Mi peor susto como maestro nuevo
La historia del error que terminó en regaño… y en aprendizaje
En este episodio, te cuento uno de esos momentos que ningún docente olvida: el primer gran error como maestro de nuevo ingreso, ese que te deja sudando frío, cuestionando tu vocación… y riéndote años después (cuando ya sanó el trauma, claro 😅).
🎬 ¿Qué sucede en este episodio?
Cuento la experiencia de los primeros días frente a grupo y cómo un error —producto de los nervios y la inexperiencia— terminó convirtiéndose en un regaño monumental. Ya sabes: uno llega bien ilusionado, pero la realidad docente tiene un sentido del humor muy retorcido.
🔥 El momento incómodo que lo detonó todo
El fallo ocurrió en mis primeros días, cuando una mamá se me acercó.
El resultado: alumnos confundidos, yo peor… y un regaño que todavía resuena en mi memoria escolar.
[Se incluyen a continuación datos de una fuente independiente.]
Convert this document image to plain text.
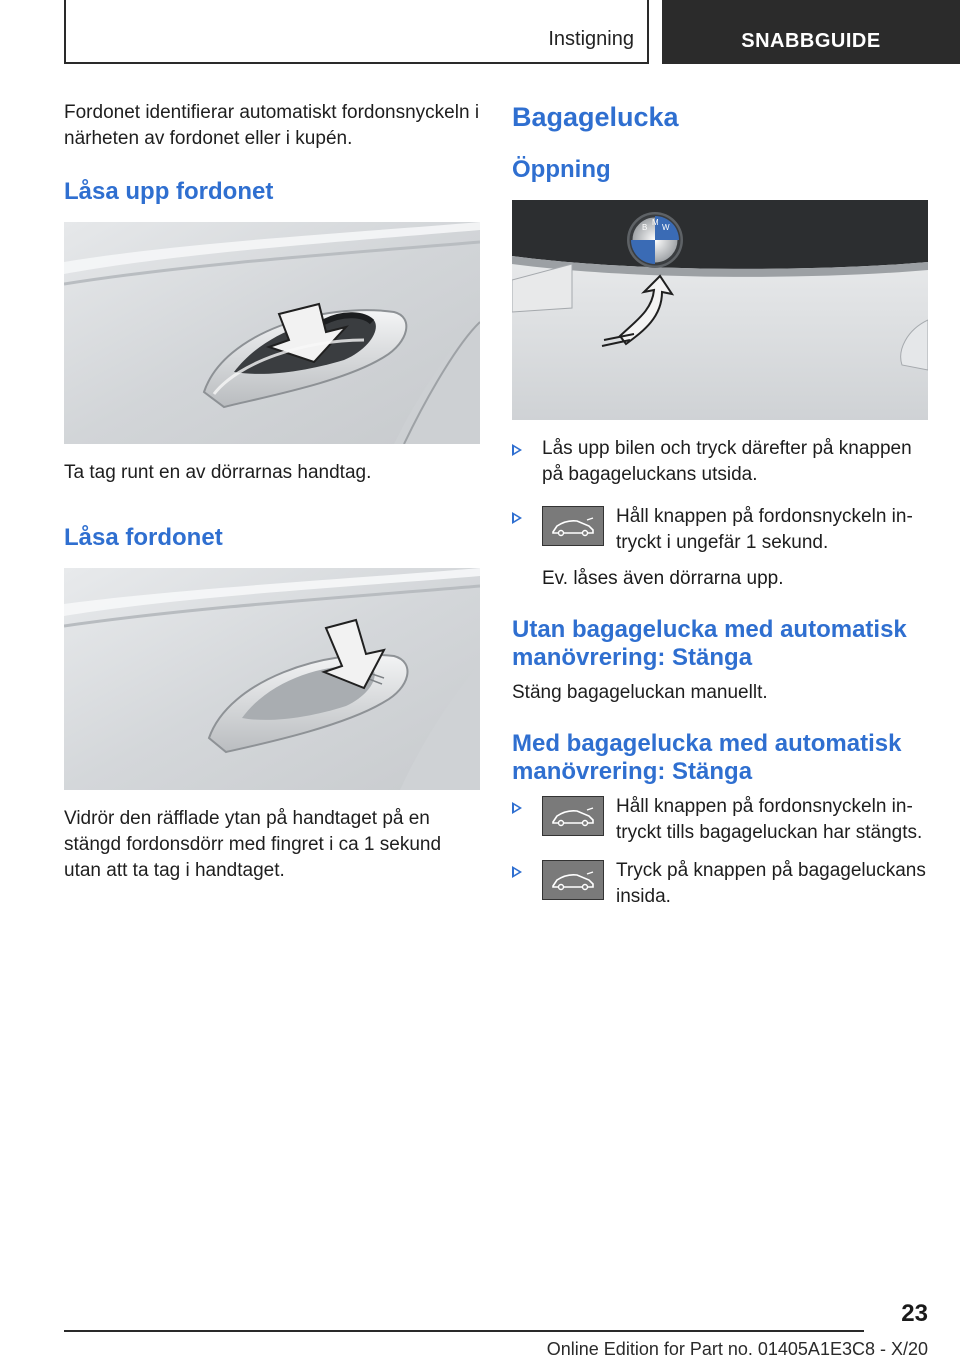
Instigning	SNABBGUIDE

Fordonet identifierar automatiskt fordonsnyckeln i närheten av fordonet eller i kupén.

Låsa upp fordonet

Ta tag runt en av dörrarnas handtag.

Låsa fordonet

Vidrör den räfflade ytan på handtaget på en stängd fordonsdörr med fingret i ca 1 sekund utan att ta tag i handtaget.

Bagagelucka
Öppning
B
M
W
Lås upp bilen och tryck därefter på knappen på bagageluckans utsida.
Håll knappen på fordonsnyckeln intryckt i ungefär 1 sekund.
Ev. låses även dörrarna upp.
Utan bagagelucka med automatisk manövrering: Stänga

Stäng bagageluckan manuellt.

Med bagagelucka med automatisk manövrering: Stänga
Håll knappen på fordonsnyckeln intryckt tills bagageluckan har stängts.
Tryck på knappen på bagageluckans insida.
23
Online Edition for Part no. 01405A1E3C8 - X/20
Ese instante se volvió el bautizo oficial en el “bienvenido a la vida docente, donde todo puede salir mal en segundos”.
🤯 ¿Cómo lo vivió?
Entre miedo, pena y la sensación de “trágame tierra”, este episodio muestra lo que muchos maestros novatos viven en silencio:
Dudas sobre si realmente somos buenos para esto.
La culpa por no querer fallarle al grupo.
La presión de querer hacerlo perfecto desde el día uno.
🌱 Lo que podemos aprender
De ese susto salieron varias lecciones que hoy agradezco:
Equivocarse no te hace mal maestro, te hace humano.
La resiliencia docente se construye con estos tropiezos.
Ser capaz de admitir errores y escuchar retroalimentación es clave para crecer.
No se trata de no fallar, sino de aprender a levantarse con más claridad.